Сарычев брался тогда за топор или косу. Отмахивал и твердил про себя: «Людвиг Брозовски, Людвиг Брозовски...»

Людвиг Брозовски был мальчик двенадцати лет, немецкий мальчик в мышиного цвета военном костюме с железными пуговицами; на пряжке ремня: «Gott mit uns!» – «Бог с нами». Женя Сарычев тоже был мальчик, он чистил свинарник, курятник, кроличьи клетки, полол морковку, копал траншеи под силос, пас телят, индюков, подметал мощенные битым кирпичом оранжевые дорожки – он был маленьким русским рабом на усадьбе Брозозски. Его отца расстреляли в деревне Залучье, над светлой плескучей рекой Ловатью. Отец его был партизан. Деревню сожгли, ребятишек и баб погрузили в закрытые пульманы. Долго, долго длилась дорога – тряска, потемки и голодуха. Потом – черепичные крыши и толстокаменные хлевы, чистые, без соринки поля ячменя, гороху и сахарной свеклы; летом солнце в затылок, зимой – жидкий снег, деревянные боты, гороховая похлебка, каморка в хлеву в боковушке. И будто сам – кролик, скотинка с опущенными ушами, только ночью – прижаться в матери, плакать с ней и шептаться.

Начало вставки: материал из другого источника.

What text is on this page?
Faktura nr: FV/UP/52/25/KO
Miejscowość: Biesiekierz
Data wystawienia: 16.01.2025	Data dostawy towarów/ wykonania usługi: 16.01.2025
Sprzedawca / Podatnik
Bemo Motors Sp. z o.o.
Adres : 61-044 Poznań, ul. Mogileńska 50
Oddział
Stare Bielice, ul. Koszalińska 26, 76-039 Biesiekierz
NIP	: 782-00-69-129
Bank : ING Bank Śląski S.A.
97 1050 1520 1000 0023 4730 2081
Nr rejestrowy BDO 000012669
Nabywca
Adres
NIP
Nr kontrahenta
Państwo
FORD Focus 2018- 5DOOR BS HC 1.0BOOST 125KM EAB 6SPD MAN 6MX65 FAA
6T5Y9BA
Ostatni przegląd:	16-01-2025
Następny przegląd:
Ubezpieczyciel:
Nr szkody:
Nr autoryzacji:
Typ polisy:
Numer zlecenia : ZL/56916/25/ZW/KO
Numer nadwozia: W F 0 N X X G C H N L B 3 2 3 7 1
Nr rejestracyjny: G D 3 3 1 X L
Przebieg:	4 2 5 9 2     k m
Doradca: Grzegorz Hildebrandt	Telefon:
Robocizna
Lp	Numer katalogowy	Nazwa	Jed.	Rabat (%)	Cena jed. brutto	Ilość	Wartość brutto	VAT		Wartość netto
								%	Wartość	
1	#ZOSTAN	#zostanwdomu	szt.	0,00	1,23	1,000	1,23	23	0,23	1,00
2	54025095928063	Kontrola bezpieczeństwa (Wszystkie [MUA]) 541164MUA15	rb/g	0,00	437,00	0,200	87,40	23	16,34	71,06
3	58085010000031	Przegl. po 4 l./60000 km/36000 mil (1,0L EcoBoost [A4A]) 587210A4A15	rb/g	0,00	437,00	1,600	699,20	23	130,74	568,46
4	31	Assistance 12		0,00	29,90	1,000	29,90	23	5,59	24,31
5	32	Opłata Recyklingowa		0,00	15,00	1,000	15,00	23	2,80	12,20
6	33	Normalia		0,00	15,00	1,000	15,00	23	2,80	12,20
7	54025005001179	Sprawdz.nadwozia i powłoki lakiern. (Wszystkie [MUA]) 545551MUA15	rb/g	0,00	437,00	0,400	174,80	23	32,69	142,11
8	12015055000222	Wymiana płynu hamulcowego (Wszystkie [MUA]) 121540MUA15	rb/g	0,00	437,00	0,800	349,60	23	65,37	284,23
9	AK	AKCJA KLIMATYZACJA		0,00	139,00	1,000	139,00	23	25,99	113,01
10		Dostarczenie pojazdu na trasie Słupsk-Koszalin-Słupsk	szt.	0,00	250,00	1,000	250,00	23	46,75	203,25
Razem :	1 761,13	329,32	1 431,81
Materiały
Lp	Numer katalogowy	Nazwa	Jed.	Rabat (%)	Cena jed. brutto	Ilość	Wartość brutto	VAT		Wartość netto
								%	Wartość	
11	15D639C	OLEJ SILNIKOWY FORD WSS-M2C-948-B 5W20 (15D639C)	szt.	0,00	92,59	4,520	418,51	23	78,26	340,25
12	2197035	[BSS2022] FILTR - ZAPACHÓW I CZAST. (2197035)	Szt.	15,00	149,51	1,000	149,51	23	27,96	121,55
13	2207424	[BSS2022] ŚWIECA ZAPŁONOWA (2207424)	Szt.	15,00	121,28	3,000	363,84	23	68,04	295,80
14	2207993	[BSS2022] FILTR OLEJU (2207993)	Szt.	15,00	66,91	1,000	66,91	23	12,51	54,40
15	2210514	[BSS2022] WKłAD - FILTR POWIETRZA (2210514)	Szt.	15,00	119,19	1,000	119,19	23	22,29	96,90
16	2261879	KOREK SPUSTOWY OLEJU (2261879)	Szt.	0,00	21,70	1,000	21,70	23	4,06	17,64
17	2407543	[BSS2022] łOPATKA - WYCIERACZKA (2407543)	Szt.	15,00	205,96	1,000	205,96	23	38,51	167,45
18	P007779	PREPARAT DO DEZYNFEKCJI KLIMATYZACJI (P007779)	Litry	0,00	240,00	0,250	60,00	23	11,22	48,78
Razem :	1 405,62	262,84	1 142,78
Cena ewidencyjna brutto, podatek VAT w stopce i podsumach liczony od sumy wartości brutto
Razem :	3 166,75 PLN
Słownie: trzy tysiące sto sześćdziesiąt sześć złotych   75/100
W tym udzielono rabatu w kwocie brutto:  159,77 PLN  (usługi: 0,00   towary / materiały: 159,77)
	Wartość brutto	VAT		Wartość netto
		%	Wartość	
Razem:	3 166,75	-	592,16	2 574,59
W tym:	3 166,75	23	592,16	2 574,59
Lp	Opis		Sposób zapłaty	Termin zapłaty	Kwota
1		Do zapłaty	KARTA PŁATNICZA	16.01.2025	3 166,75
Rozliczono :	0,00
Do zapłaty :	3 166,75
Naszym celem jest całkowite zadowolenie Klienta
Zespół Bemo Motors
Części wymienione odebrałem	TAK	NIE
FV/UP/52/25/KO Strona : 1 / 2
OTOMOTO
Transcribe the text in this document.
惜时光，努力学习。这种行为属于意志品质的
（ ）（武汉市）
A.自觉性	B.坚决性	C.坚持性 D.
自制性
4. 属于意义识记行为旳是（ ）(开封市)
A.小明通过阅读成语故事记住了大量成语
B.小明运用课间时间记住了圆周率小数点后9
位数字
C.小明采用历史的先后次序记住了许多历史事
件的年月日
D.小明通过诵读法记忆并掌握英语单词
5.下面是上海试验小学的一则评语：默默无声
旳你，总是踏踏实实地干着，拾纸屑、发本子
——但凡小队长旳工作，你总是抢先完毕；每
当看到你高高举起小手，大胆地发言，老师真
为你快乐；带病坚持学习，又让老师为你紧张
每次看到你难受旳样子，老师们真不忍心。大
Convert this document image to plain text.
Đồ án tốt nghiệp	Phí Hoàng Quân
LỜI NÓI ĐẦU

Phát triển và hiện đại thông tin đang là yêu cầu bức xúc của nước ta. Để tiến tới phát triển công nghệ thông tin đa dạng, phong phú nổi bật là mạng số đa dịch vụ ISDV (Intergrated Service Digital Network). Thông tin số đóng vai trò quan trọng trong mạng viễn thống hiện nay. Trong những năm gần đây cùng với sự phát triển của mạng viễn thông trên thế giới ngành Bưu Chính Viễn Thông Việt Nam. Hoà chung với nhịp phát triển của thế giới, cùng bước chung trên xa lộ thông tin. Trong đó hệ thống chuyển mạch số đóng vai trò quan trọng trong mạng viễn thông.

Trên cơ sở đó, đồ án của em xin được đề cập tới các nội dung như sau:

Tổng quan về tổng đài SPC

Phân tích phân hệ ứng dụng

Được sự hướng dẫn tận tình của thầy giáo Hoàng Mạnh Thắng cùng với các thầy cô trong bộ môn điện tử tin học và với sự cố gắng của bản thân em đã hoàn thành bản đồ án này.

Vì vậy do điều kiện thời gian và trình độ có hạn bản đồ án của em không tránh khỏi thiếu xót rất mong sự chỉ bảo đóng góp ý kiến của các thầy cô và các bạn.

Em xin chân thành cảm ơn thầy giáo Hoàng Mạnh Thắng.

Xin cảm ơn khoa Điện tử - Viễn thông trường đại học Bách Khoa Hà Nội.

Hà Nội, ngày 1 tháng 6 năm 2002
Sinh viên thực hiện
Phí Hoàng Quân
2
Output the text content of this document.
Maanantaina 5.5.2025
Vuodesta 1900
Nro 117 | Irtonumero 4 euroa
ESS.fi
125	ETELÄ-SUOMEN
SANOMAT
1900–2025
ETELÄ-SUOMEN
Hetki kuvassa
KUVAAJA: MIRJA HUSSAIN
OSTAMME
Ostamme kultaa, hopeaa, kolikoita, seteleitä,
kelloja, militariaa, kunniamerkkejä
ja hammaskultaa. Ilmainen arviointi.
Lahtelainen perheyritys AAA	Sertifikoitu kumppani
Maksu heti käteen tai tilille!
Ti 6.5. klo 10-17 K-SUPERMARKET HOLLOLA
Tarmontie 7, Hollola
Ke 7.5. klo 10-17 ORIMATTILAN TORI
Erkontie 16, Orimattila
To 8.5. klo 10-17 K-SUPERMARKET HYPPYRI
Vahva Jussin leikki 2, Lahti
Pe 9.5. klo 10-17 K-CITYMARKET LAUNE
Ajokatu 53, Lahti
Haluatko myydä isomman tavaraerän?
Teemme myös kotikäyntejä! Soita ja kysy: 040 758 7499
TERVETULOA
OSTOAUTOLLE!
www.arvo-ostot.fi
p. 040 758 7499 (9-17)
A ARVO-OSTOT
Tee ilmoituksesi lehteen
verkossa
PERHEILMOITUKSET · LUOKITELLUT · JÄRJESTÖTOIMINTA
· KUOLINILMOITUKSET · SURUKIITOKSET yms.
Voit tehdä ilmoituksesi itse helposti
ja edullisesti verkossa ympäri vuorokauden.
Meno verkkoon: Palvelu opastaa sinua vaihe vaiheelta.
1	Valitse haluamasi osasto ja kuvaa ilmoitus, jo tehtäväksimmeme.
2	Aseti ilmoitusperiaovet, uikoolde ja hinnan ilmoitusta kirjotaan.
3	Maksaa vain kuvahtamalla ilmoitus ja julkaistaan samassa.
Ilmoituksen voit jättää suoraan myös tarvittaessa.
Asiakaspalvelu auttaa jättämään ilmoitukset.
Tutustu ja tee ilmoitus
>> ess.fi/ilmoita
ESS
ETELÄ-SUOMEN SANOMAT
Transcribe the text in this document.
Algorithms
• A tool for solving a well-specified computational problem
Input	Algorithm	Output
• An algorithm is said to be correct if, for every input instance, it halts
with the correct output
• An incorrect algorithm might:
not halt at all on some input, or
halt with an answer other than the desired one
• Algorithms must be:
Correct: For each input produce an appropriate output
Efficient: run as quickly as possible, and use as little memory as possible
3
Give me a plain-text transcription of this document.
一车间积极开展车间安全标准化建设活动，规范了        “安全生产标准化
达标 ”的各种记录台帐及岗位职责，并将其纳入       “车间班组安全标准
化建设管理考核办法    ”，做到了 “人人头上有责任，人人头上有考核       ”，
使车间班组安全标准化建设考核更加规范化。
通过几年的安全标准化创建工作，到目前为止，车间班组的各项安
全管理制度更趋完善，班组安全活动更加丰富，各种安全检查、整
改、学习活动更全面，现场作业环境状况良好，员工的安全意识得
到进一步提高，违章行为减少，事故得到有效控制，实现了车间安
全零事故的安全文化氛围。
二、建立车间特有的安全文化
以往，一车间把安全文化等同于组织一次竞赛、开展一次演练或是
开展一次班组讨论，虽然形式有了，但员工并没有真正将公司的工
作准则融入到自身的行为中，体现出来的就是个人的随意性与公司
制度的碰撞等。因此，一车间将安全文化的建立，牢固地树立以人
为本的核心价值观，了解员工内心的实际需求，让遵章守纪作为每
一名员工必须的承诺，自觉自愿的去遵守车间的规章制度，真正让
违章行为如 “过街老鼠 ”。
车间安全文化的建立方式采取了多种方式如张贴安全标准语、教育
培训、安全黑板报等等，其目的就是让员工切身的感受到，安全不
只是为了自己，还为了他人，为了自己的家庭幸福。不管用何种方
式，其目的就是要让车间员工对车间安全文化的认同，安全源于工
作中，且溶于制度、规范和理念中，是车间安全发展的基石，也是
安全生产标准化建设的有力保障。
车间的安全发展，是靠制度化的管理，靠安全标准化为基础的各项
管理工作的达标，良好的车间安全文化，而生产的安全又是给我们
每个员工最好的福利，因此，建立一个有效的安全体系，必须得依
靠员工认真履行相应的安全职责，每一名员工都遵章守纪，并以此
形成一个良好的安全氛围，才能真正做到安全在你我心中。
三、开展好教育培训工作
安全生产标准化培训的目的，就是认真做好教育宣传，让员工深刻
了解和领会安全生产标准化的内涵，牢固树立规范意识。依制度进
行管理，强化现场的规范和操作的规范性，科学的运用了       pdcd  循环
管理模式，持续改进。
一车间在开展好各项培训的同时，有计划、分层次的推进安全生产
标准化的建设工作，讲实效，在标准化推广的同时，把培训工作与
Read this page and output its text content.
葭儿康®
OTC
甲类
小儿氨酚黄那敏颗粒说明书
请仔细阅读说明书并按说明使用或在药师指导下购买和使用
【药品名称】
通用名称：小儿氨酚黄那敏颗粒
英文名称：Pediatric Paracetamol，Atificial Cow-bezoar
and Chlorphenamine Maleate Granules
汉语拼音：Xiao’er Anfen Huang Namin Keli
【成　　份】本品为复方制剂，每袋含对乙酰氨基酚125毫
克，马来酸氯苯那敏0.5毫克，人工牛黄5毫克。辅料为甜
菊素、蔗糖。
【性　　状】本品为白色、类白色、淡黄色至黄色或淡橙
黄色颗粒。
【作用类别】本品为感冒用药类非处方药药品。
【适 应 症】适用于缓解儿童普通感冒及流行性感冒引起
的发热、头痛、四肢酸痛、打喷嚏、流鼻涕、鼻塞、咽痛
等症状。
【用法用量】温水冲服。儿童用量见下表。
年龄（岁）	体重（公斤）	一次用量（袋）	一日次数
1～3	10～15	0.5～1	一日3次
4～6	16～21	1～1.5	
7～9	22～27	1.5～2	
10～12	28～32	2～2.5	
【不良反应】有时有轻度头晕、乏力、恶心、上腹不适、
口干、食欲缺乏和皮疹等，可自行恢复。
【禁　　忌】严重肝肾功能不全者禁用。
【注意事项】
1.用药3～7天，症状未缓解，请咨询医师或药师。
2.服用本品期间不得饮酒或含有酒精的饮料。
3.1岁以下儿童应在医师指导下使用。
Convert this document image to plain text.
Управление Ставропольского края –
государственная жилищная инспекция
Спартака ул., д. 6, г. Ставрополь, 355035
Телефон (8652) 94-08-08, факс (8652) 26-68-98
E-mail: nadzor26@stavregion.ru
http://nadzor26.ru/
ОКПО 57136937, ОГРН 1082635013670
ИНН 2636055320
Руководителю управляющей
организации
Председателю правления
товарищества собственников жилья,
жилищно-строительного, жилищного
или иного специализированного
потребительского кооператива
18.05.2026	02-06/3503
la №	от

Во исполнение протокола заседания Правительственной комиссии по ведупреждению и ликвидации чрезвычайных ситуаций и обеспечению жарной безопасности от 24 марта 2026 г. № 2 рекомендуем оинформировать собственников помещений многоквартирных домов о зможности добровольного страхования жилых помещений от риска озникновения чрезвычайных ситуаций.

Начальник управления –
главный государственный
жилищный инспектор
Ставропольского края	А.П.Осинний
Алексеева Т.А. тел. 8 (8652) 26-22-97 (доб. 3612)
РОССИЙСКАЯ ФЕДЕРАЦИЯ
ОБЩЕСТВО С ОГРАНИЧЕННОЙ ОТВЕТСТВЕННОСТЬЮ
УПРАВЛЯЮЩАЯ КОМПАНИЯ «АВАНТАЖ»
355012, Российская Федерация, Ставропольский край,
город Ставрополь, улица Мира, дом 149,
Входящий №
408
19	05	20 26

Людвиг Брозовски, ровесник, такой же белоголовый, такого же роста, как Женя, немецкий мальчик, разглядывал Женю насмешливо, неотступно. Женя смотрел всегда в землю и не встречался с глазами хозяйского сына. Жене хотелось исчезнуть, не быть, не присутствовать в этой жизни, в этой стране. Он слышал немецкую речь, но звук ее был для него все равно как ворчанье хозяйской овчарки. Он не хотел и не мог понимать эту речь, признавать за ней человеческий смысл. Он только работал и заскоруз, как стручок гороха. Он выполнял хозяйские «хальт, шнель, комм, цурюк», как выполняет эти команды лошадь...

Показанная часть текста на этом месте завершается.